生涯未婚率の上昇や単身世帯の増加を背景に、「おひとり様老後」は珍しいものではなくなりました。十分な収入と資産を築き、「老後資金の不安はない」と考える人も少なくありません。しかし、病気や介護といった予期せぬ出来事の前では、お金だけでは解決できない問題もあります。55歳で突然の病に直面した独身女性の事例を通して、おひとり様老後に潜む見落とされがちなリスクを見ていきます。
「私は一人でも生きていけると思っていた…」年収800万円・55歳独身女性。突然の病で知る、〈貯蓄5,000万円〉があっても埋まらない「圧倒的な孤独と恐怖」

「老後資金は十分」のはずだった

「老後のお金の心配だけはないと思っていたんです」

 

そう話すのは、都内のIT関連企業で管理職として働く佐々木真由美さん(55歳・仮名)。年収は約800万円。

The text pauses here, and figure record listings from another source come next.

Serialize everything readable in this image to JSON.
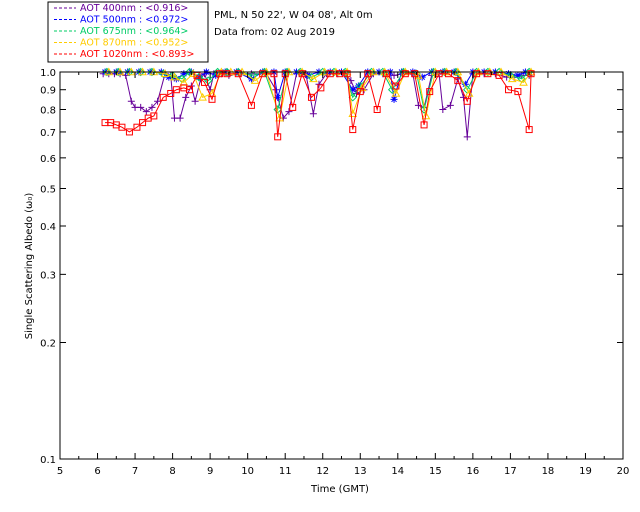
{
  "chart_data": {
    "type": "scatter",
    "header": {
      "site": "PML, N 50 22', W 04 08', Alt 0m",
      "date": "Data from: 02 Aug 2019"
    },
    "xlabel": "Time (GMT)",
    "ylabel": "Single Scattering Albedo (ω₀)",
    "xlim": [
      5,
      20
    ],
    "ylim": [
      0.1,
      1.0
    ],
    "yscale": "log",
    "x_ticks": [
      "5",
      "6",
      "7",
      "8",
      "9",
      "10",
      "11",
      "12",
      "13",
      "14",
      "15",
      "16",
      "17",
      "18",
      "19",
      "20"
    ],
    "y_ticks": [
      "1.0",
      "0.9",
      "0.8",
      "0.7",
      "0.6",
      "0.5",
      "0.4",
      "0.3",
      "0.2",
      "0.1"
    ],
    "legend_position": "top-left",
    "series": [
      {
        "name": "AOT  400nm : <0.916>",
        "color": "#660099",
        "marker": "plus",
        "points": [
          [
            6.15,
            0.99
          ],
          [
            6.3,
            0.99
          ],
          [
            6.45,
            0.99
          ],
          [
            6.6,
            0.99
          ],
          [
            6.75,
            0.98
          ],
          [
            6.9,
            0.84
          ],
          [
            7.0,
            0.81
          ],
          [
            7.15,
            0.81
          ],
          [
            7.3,
            0.79
          ],
          [
            7.45,
            0.81
          ],
          [
            7.6,
            0.84
          ],
          [
            7.8,
            0.99
          ],
          [
            7.95,
            0.98
          ],
          [
            8.05,
            0.76
          ],
          [
            8.2,
            0.76
          ],
          [
            8.35,
            0.86
          ],
          [
            8.5,
            0.92
          ],
          [
            8.6,
            0.84
          ],
          [
            8.75,
            0.96
          ],
          [
            8.85,
            0.99
          ],
          [
            9.0,
            0.9
          ],
          [
            9.1,
            0.99
          ],
          [
            9.3,
            0.99
          ],
          [
            9.5,
            0.98
          ],
          [
            9.8,
            0.99
          ],
          [
            10.1,
            0.99
          ],
          [
            10.5,
            0.99
          ],
          [
            10.75,
            0.9
          ],
          [
            10.95,
            0.76
          ],
          [
            11.1,
            0.79
          ],
          [
            11.3,
            0.99
          ],
          [
            11.55,
            0.99
          ],
          [
            11.75,
            0.78
          ],
          [
            11.9,
            0.93
          ],
          [
            12.1,
            0.99
          ],
          [
            12.4,
            0.99
          ],
          [
            12.6,
            0.99
          ],
          [
            12.75,
            0.95
          ],
          [
            12.9,
            0.88
          ],
          [
            13.1,
            0.9
          ],
          [
            13.35,
            0.99
          ],
          [
            13.6,
            0.99
          ],
          [
            13.9,
            0.98
          ],
          [
            14.15,
            0.99
          ],
          [
            14.4,
            0.99
          ],
          [
            14.55,
            0.82
          ],
          [
            14.7,
            0.81
          ],
          [
            14.9,
            0.98
          ],
          [
            15.1,
            0.99
          ],
          [
            15.2,
            0.8
          ],
          [
            15.4,
            0.82
          ],
          [
            15.6,
            0.96
          ],
          [
            15.75,
            0.86
          ],
          [
            15.85,
            0.68
          ],
          [
            16.0,
            0.99
          ],
          [
            16.3,
            0.99
          ],
          [
            16.6,
            0.99
          ],
          [
            16.9,
            0.97
          ],
          [
            17.1,
            0.97
          ],
          [
            17.3,
            0.98
          ],
          [
            17.5,
            0.98
          ]
        ]
      },
      {
        "name": "AOT  500nm : <0.972>",
        "color": "#0000ff",
        "marker": "asterisk",
        "points": [
          [
            6.2,
            1.0
          ],
          [
            6.5,
            1.0
          ],
          [
            6.8,
            1.0
          ],
          [
            7.1,
            1.0
          ],
          [
            7.4,
            1.0
          ],
          [
            7.7,
            1.0
          ],
          [
            7.9,
            0.97
          ],
          [
            8.1,
            0.96
          ],
          [
            8.3,
            0.99
          ],
          [
            8.5,
            1.0
          ],
          [
            8.7,
            0.97
          ],
          [
            8.9,
            1.0
          ],
          [
            9.15,
            0.98
          ],
          [
            9.4,
            1.0
          ],
          [
            9.7,
            1.0
          ],
          [
            10.1,
            0.96
          ],
          [
            10.4,
            1.0
          ],
          [
            10.7,
            1.0
          ],
          [
            10.8,
            0.86
          ],
          [
            11.0,
            1.0
          ],
          [
            11.3,
            1.0
          ],
          [
            11.6,
            0.98
          ],
          [
            11.9,
            1.0
          ],
          [
            12.2,
            1.0
          ],
          [
            12.5,
            1.0
          ],
          [
            12.8,
            0.9
          ],
          [
            12.95,
            0.92
          ],
          [
            13.2,
            1.0
          ],
          [
            13.5,
            1.0
          ],
          [
            13.8,
            1.0
          ],
          [
            13.9,
            0.85
          ],
          [
            14.1,
            1.0
          ],
          [
            14.4,
            1.0
          ],
          [
            14.65,
            0.97
          ],
          [
            14.9,
            1.0
          ],
          [
            15.2,
            1.0
          ],
          [
            15.5,
            1.0
          ],
          [
            15.8,
            0.93
          ],
          [
            16.0,
            1.0
          ],
          [
            16.3,
            1.0
          ],
          [
            16.6,
            1.0
          ],
          [
            16.95,
            0.99
          ],
          [
            17.2,
            0.98
          ],
          [
            17.4,
            1.0
          ]
        ]
      },
      {
        "name": "AOT  675nm : <0.964>",
        "color": "#00cc66",
        "marker": "diamond",
        "points": [
          [
            6.25,
            1.0
          ],
          [
            6.55,
            1.0
          ],
          [
            6.85,
            1.0
          ],
          [
            7.15,
            1.0
          ],
          [
            7.45,
            1.0
          ],
          [
            7.75,
            0.99
          ],
          [
            8.0,
            0.98
          ],
          [
            8.25,
            0.96
          ],
          [
            8.45,
            1.0
          ],
          [
            8.7,
            0.97
          ],
          [
            8.95,
            0.95
          ],
          [
            9.2,
            1.0
          ],
          [
            9.45,
            1.0
          ],
          [
            9.75,
            1.0
          ],
          [
            10.15,
            0.98
          ],
          [
            10.45,
            1.0
          ],
          [
            10.8,
            0.8
          ],
          [
            11.05,
            1.0
          ],
          [
            11.4,
            1.0
          ],
          [
            11.7,
            0.97
          ],
          [
            12.0,
            1.0
          ],
          [
            12.3,
            1.0
          ],
          [
            12.6,
            1.0
          ],
          [
            12.8,
            0.86
          ],
          [
            13.0,
            0.92
          ],
          [
            13.3,
            1.0
          ],
          [
            13.6,
            1.0
          ],
          [
            13.85,
            0.9
          ],
          [
            14.15,
            1.0
          ],
          [
            14.5,
            0.99
          ],
          [
            14.7,
            0.8
          ],
          [
            14.95,
            1.0
          ],
          [
            15.25,
            1.0
          ],
          [
            15.55,
            1.0
          ],
          [
            15.85,
            0.9
          ],
          [
            16.1,
            1.0
          ],
          [
            16.4,
            1.0
          ],
          [
            16.7,
            1.0
          ],
          [
            17.0,
            0.98
          ],
          [
            17.3,
            0.96
          ],
          [
            17.5,
            1.0
          ]
        ]
      },
      {
        "name": "AOT  870nm : <0.952>",
        "color": "#ffcc00",
        "marker": "triangle",
        "points": [
          [
            6.3,
            1.0
          ],
          [
            6.6,
            1.0
          ],
          [
            6.9,
            1.0
          ],
          [
            7.2,
            1.0
          ],
          [
            7.5,
            1.0
          ],
          [
            7.8,
            0.99
          ],
          [
            8.05,
            0.97
          ],
          [
            8.3,
            0.94
          ],
          [
            8.55,
            0.99
          ],
          [
            8.8,
            0.86
          ],
          [
            9.05,
            0.88
          ],
          [
            9.3,
            1.0
          ],
          [
            9.55,
            1.0
          ],
          [
            9.85,
            1.0
          ],
          [
            10.2,
            0.95
          ],
          [
            10.5,
            1.0
          ],
          [
            10.85,
            0.76
          ],
          [
            11.1,
            1.0
          ],
          [
            11.45,
            1.0
          ],
          [
            11.75,
            0.96
          ],
          [
            12.05,
            1.0
          ],
          [
            12.35,
            1.0
          ],
          [
            12.65,
            1.0
          ],
          [
            12.8,
            0.78
          ],
          [
            13.05,
            0.91
          ],
          [
            13.35,
            1.0
          ],
          [
            13.65,
            1.0
          ],
          [
            13.95,
            0.88
          ],
          [
            14.2,
            1.0
          ],
          [
            14.55,
            0.98
          ],
          [
            14.75,
            0.77
          ],
          [
            15.0,
            1.0
          ],
          [
            15.3,
            1.0
          ],
          [
            15.6,
            1.0
          ],
          [
            15.9,
            0.88
          ],
          [
            16.15,
            1.0
          ],
          [
            16.45,
            1.0
          ],
          [
            16.75,
            1.0
          ],
          [
            17.05,
            0.96
          ],
          [
            17.35,
            0.94
          ],
          [
            17.55,
            1.0
          ]
        ]
      },
      {
        "name": "AOT 1020nm : <0.893>",
        "color": "#ff0000",
        "marker": "square",
        "points": [
          [
            6.2,
            0.74
          ],
          [
            6.35,
            0.74
          ],
          [
            6.5,
            0.73
          ],
          [
            6.65,
            0.72
          ],
          [
            6.85,
            0.7
          ],
          [
            7.05,
            0.72
          ],
          [
            7.2,
            0.74
          ],
          [
            7.35,
            0.76
          ],
          [
            7.5,
            0.77
          ],
          [
            7.75,
            0.86
          ],
          [
            7.95,
            0.88
          ],
          [
            8.1,
            0.9
          ],
          [
            8.3,
            0.91
          ],
          [
            8.45,
            0.9
          ],
          [
            8.65,
            0.98
          ],
          [
            8.85,
            0.94
          ],
          [
            9.05,
            0.85
          ],
          [
            9.25,
            0.99
          ],
          [
            9.45,
            0.99
          ],
          [
            9.75,
            0.99
          ],
          [
            10.1,
            0.82
          ],
          [
            10.4,
            0.99
          ],
          [
            10.7,
            0.99
          ],
          [
            10.8,
            0.68
          ],
          [
            11.0,
            0.99
          ],
          [
            11.2,
            0.81
          ],
          [
            11.45,
            0.99
          ],
          [
            11.7,
            0.86
          ],
          [
            11.95,
            0.91
          ],
          [
            12.2,
            0.99
          ],
          [
            12.45,
            0.99
          ],
          [
            12.65,
            0.99
          ],
          [
            12.8,
            0.71
          ],
          [
            13.0,
            0.89
          ],
          [
            13.2,
            0.99
          ],
          [
            13.45,
            0.8
          ],
          [
            13.7,
            0.99
          ],
          [
            13.95,
            0.92
          ],
          [
            14.2,
            0.99
          ],
          [
            14.45,
            0.99
          ],
          [
            14.7,
            0.73
          ],
          [
            14.85,
            0.89
          ],
          [
            15.1,
            0.99
          ],
          [
            15.35,
            0.99
          ],
          [
            15.6,
            0.95
          ],
          [
            15.85,
            0.84
          ],
          [
            16.1,
            0.99
          ],
          [
            16.4,
            0.99
          ],
          [
            16.7,
            0.98
          ],
          [
            16.95,
            0.9
          ],
          [
            17.2,
            0.89
          ],
          [
            17.5,
            0.71
          ],
          [
            17.55,
            0.99
          ]
        ]
      }
    ]
  }
}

20代からコツコツと資産運用を行い、55歳時点で金融資産は約5,000万円に達していました。

 

15年前に都内の分譲マンションを購入。住宅ローンの残債は約400万円まで減り、月々の返済は7万円弱。管理費と修繕積立金を含めた住居費は月12万円ほどです。

 

対して、手取り月収は約50万円。生活費は月25万円前後で、毎月15万円以上を投資や預金に回していました。

 

両親はすでに他界しており、兄が一人いましたが、10数年前から疎遠でした。

 

「結婚はしませんでしたが、特に後悔はありません。仕事もあるし、お金もある。むしろ自由で気楽。一人でも生きていけると思っていたんです」

 

友人との旅行や外食を楽しみながら、自分のペースで暮らしてきた佐々木さんにとって、「老後不安」はどこか他人事でした。

 

しかし、転機が訪れたのは55歳になったばかりのころ。会社の会議中、突然右手に力が入らなくなりました。数分で回復したため、その日は帰宅しましたが、翌朝も同じ症状が現れました。受診した病院で医師から告げられたのは、一過性脳虚血発作の疑い。脳梗塞の前兆ともいわれる症状です。

 

「先生の説明を聞いている途中から頭が真っ白になりました。死ぬかもしれないと思ったんです」

 

数日後、精密検査と経過観察のため入院することになりました。